I knew I would find my joire de vivre, but I had no money on it being subsequently killed by Mr Green, with a candlestick in the conservatory.
I knew I would find my joie de vivre, but had no money on:
A Colt .45 and a bank teller.
Why?
Doesn't every guy ask their future spouse at a gun range?
I knew I would find my joie de vivre, but had no money on a successful career as a coroner.
I knew I would find my joie de vivre, but had no money on my joie de livre.
I knew I would find my joie de vivre, but had no money on it being at the bottom of this cup of burnt diner coffee.
I knew I would find my joie de vivre, but had no money on
"the parson committing arson with the money from the alms plate.
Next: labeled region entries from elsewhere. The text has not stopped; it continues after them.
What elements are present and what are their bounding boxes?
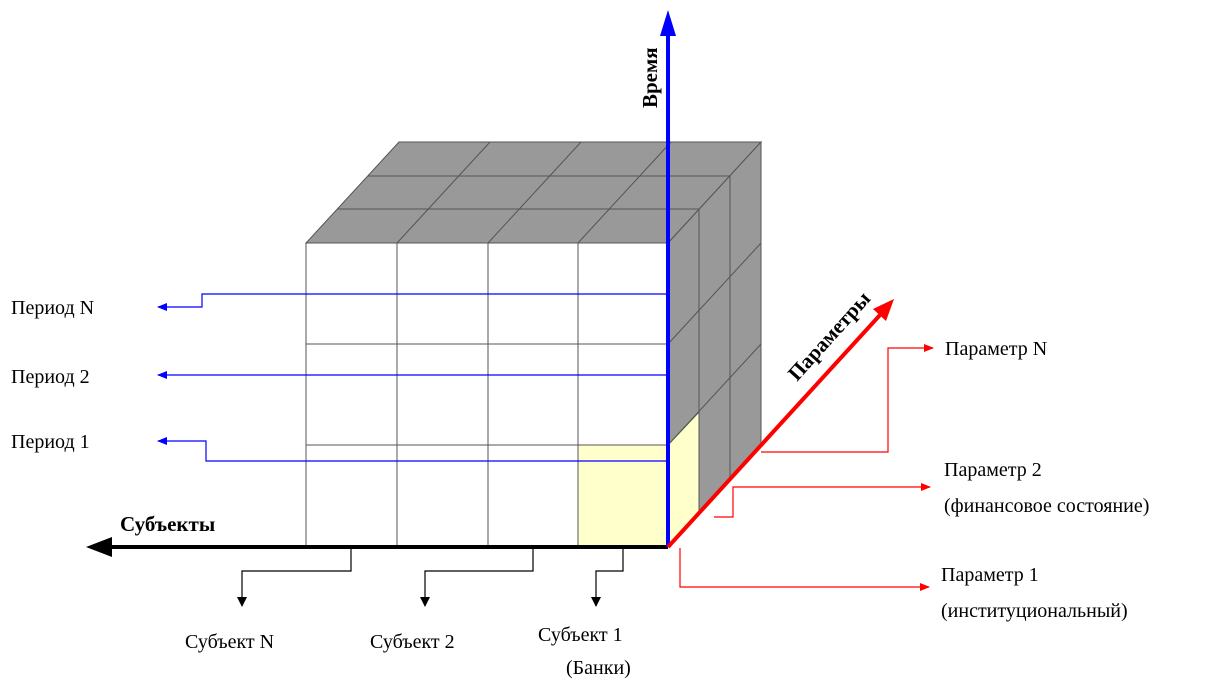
time-axis-label: Время [638,47,662,108]
parameter-connectors [679,344,934,591]
period-2-label: Период 2 [11,366,90,388]
parameter-2-label-line2: (финансовое состояние) [944,495,1149,517]
parameter-n-connector [761,344,934,453]
subject-n-connector [237,546,352,607]
subject-1-connector [591,546,624,607]
params-axis-arrowhead [873,299,894,321]
time-axis-arrowhead [660,10,676,36]
subjects-axis-arrowhead [86,537,112,557]
parameter-2-label-line1: Параметр 2 [944,459,1042,481]
subject-1-label-line2: (Банки) [566,657,631,679]
parameter-n-label: Параметр N [945,338,1047,360]
params-axis [666,313,882,549]
subject-2-label: Субъект 2 [370,631,455,653]
parameter-1-label-line1: Параметр 1 [941,564,1039,586]
subject-1-label-line1: Субъект 1 [538,624,623,646]
subject-connectors [237,546,624,607]
cube-front-face [305,242,669,547]
parameter-2-connector [714,483,931,518]
subject-n-label: Субъект N [185,631,274,653]
subjects-axis-label: Субъекты [120,512,215,536]
period-n-label: Период N [11,297,94,319]
highlight-cell [577,444,669,547]
parameter-1-label-line2: (институциональный) [941,600,1128,622]
subject-2-connector [420,546,534,607]
period-1-connector [157,437,668,462]
period-1-label: Период 1 [11,431,90,453]
parameter-1-connector [679,548,930,591]
period-connectors [157,293,668,462]
period-n-connector [157,293,668,311]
Yeah, ueah, it was cold in the pew,
But I could have bought a tootdie roll with that cash."
I knew I would find my joie de vivre, but had no money on my wife being so supportive of the journey. When I told her I was setting out to find myself, she was so excited she even paid for the plane ticket.
I knew I would find my joie de vivre, but had no money on it being with Giovanni. He was not as handsome and tall as Marco or as colorful and stylish as Manwell or as demanding and exacting as Trevor. But we just FIT. He wasn't perfect on the floor, but neither was I. I stepped too wide one day and began to stumble. But his arm was there, up along the full length of mine, muscle and confidence lifting me, preventing the fall. Then his brown eyes caught me and -- from there -- the joy of motion, the music of movement, the harmony of two bodies forming one fluid effortless passion. Always with him, now, for nearly twenty years.
Here's the prompt: I knew I would find my joie de vivre, but had no money on "rescuing puppies from the Chernobyl Exclusion Zone."
I knew I would find my joie de vivre, but had no money on "Colonel Mustard, in the library with his candlestick.”
I knew I would find my joie de vivre, but had no money on seeing my neighbor bungee cord an A-frame ladder to the bed of his pick-up truck and climb to the top of the ladder with a telescoping pole saw.
True story: I knew I would find my joie de vivre, but had no money.
I knew I would find my joie de vivre, but had no money on it being a spider bite.
I knew I would find my joie de vivre, but had no money on under the big top dressed as a clown.
I knew I would find my joie de vivre, but had no money on it being stuck with gum to the back of another Chopin piece.
I typed the prompt into google and it auto filled as:
I knew I would find my joie de vivre, but had no money on my credit card.
I knew I would find my joie de vivre, but had no money on schadenfreude.